La Ha

Total population
- Vietnam 10,157 (2019)

Regions with significant populations
- Vietnam: Yên Bái, Sơn La

Languages
- La Ha • Vietnamese

Religion
- Animism • Buddhism

= Laha people =

The La Ha (Vietnamese: người La Ha) are an ethnic group of Vietnam. Most La Ha live in the Yên Bái and Sơn La provinces, and numbered 10,157 people in 2019. They speak the Laha language, which is part of the Tai–Kadai language family.

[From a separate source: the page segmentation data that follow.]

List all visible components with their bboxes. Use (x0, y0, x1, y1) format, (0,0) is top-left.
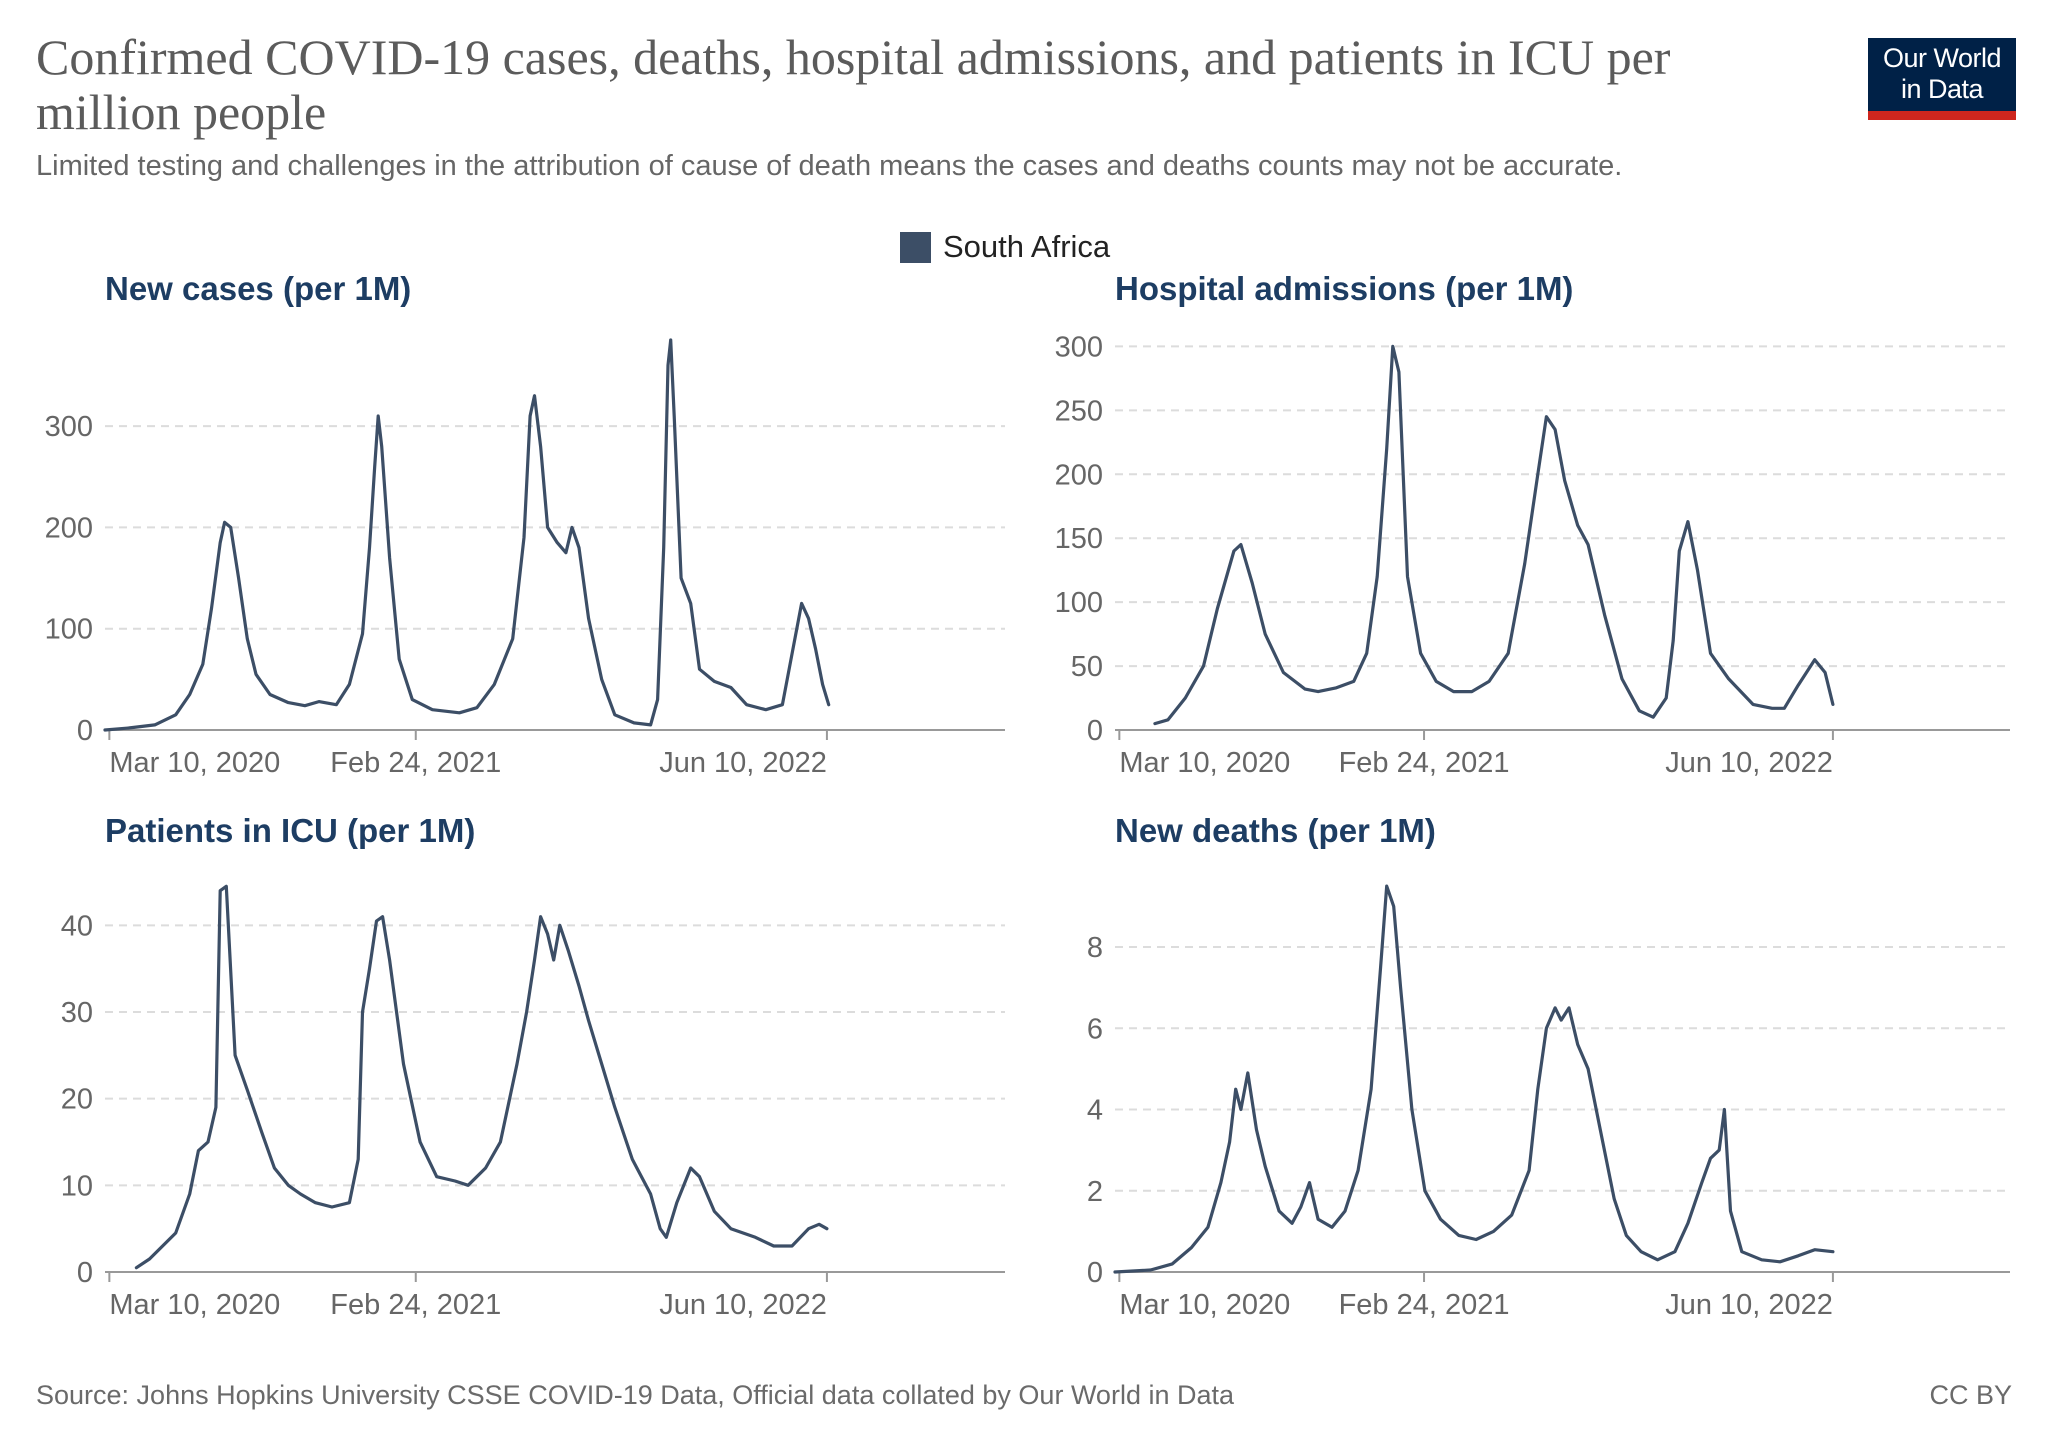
y-tick-label: 8 (1087, 932, 1103, 964)
our-world-in-data-logo[interactable]: Our World in Data (1868, 38, 2016, 120)
source-note: Source: Johns Hopkins University CSSE CO… (36, 1380, 1235, 1410)
legend-label: South Africa (943, 229, 1111, 264)
y-tick-label: 20 (61, 1084, 93, 1116)
logo-line-1: Our World (1882, 43, 2002, 73)
license-link[interactable]: CC BY (1929, 1380, 2012, 1410)
y-tick-label: 300 (1055, 331, 1103, 363)
x-tick-label: Feb 24, 2021 (1339, 1289, 1510, 1321)
series-line-south-africa[interactable] (134, 884, 829, 1270)
series-line-south-africa[interactable] (1113, 884, 1835, 1274)
panel-title: New cases (per 1M) (105, 270, 411, 307)
y-tick-label: 100 (45, 614, 93, 646)
y-tick-label: 30 (61, 997, 93, 1029)
series-line-south-africa[interactable] (103, 338, 831, 732)
x-tick-label: Feb 24, 2021 (330, 1289, 501, 1321)
y-tick-label: 4 (1087, 1095, 1103, 1127)
y-tick-label: 100 (1055, 587, 1103, 619)
y-tick-label: 300 (45, 411, 93, 443)
legend-swatch (900, 231, 931, 263)
x-tick-label: Feb 24, 2021 (330, 747, 501, 779)
x-tick-label: Mar 10, 2020 (1119, 1289, 1290, 1321)
series-line-south-africa[interactable] (1153, 344, 1835, 726)
x-tick-label: Mar 10, 2020 (109, 1289, 280, 1321)
x-tick-label: Jun 10, 2022 (1665, 747, 1833, 779)
legend[interactable]: South Africa (900, 229, 1111, 264)
y-tick-label: 200 (1055, 459, 1103, 491)
chart-new-cases-per-1m: New cases (per 1M) 0 100 200 300 Mar 10, 2020… (45, 270, 1005, 779)
panel-title: Hospital admissions (per 1M) (1115, 270, 1573, 307)
x-tick-label: Feb 24, 2021 (1339, 747, 1510, 779)
y-tick-label: 250 (1055, 395, 1103, 427)
y-tick-label: 50 (1071, 651, 1103, 683)
y-tick-label: 200 (45, 512, 93, 544)
panel-title: Patients in ICU (per 1M) (105, 812, 475, 849)
x-tick-label: Jun 10, 2022 (659, 1289, 827, 1321)
chart-hospital-admissions-per-1m: Hospital admissions (per 1M) 0 50 100 150 200… (1055, 270, 2010, 779)
y-tick-label: 150 (1055, 523, 1103, 555)
chart-new-deaths-per-1m: New deaths (per 1M) 0 2 4 6 8 Mar 10, 2020 Feb … (1087, 812, 2010, 1321)
logo-line-2: in Data (1900, 74, 1984, 104)
x-tick-label: Jun 10, 2022 (659, 747, 827, 779)
x-tick-label: Mar 10, 2020 (109, 747, 280, 779)
y-tick-label: 10 (61, 1170, 93, 1202)
y-tick-label: 6 (1087, 1013, 1103, 1045)
panel-title: New deaths (per 1M) (1115, 812, 1436, 849)
y-tick-label: 0 (77, 1257, 93, 1289)
y-tick-label: 2 (1087, 1176, 1103, 1208)
y-tick-label: 0 (1087, 1257, 1103, 1289)
chart-title: Confirmed COVID-19 cases, deaths, hospit… (36, 29, 1671, 140)
chart-patients-in-icu-per-1m: Patients in ICU (per 1M) 0 10 20 30 40 Mar 10,… (61, 812, 1005, 1321)
y-tick-label: 0 (1087, 715, 1103, 747)
x-tick-label: Mar 10, 2020 (1119, 747, 1290, 779)
y-tick-label: 40 (61, 910, 93, 942)
chart-subtitle: Limited testing and challenges in the at… (36, 150, 1623, 182)
y-tick-label: 0 (77, 715, 93, 747)
x-tick-label: Jun 10, 2022 (1665, 1289, 1833, 1321)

The La Ha celebrate the Pang A Nụn Ban Festival to show deep gratitude to their doctors. They offer them bitter bamboo and Mạ Rệ flower, both of which are popular drugs.

==History==
According to the Black Tai Chronicle, the Black Tai (Tai Dam people) had gained control of Muang Mouay in the Red River valley from the Laha people via deceit and murder. After fighting the Laha chief Am Poi (also named Khoun Piên) for a long time, the Black Tai leader Lang Cheuang asked to marry the Laha chief's daughter Hao, and went to the wedding feast. However, the Laha chief brought fifty bodyguards with him as he distrusted the Black Tai. The Laha bodyguards were persuaded to put down their weapons, and Am Poi became drunk at the feast. The Laha chief was then killed, and the other Laha escaped as the Black Tai took over the Red River valley.